By comparing the traditional knowledge coming from the communities with the results she’s seeing now, Dunmall is piecing together what looks like a steady yet substantial change in the species makeup of Arctic fish populations.
That change could, in turn, help or hinder existing and future fishing economies, especially if the salmon are competing with or preying on other similar fish like Arctic char.
There is also the question of how the increasing numbers of salmon affect the predators (like wolves, eagles, bears or other fish) and prey the growing population interact with.
By cutting open their stomachs, Dunmall has determined the fish are eating when they approach the river, though it is thought that when they enter the freshwater, like other salmon, they stop eating.
That has led to a slew of other questions.
“Are they eating the same things as other fish in the area? Are they eating other fish in the area?” she asks.

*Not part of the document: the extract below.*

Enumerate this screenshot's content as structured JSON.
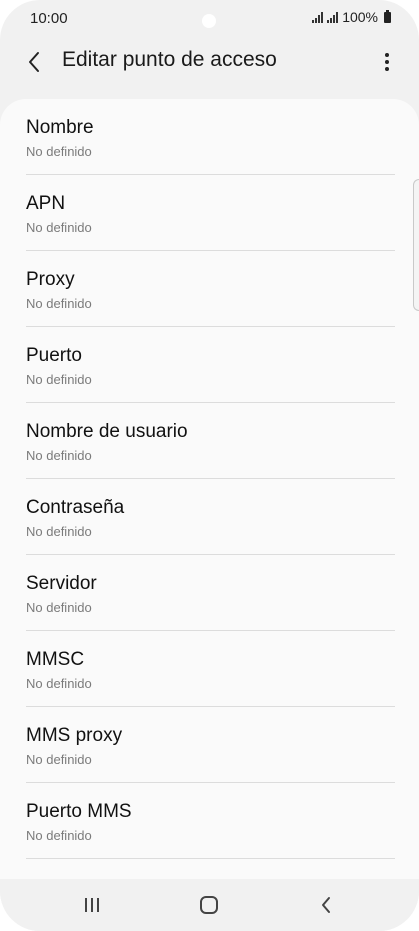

Further, the scientists aren’t even sure yet where the salmon are spending their lives. That question isn’t impossible to answer: a bone in the inner ear of fish, called the otolith, picks up telltale chemicals throughout the fish’s life that can be used to retrace its path through the ocean.
Analyzing the otoliths she’s collecting is another future project on Dunmall’s mind.
Wherever the fish are coming from, they are showing up in more of the Arctic than ever before.
Pacific species have been found as far east as Cambridge Bay, while Atlantic salmon have been making their way northwest through Nunavut.
Continuing change in the Arctic climate could further accelerate the incursions of the new fish. Scientists say before long, Arctic fish stocks will likely look more and more like southern ones, and the ecosystems and people that exist there today will have to reckon with the consequences.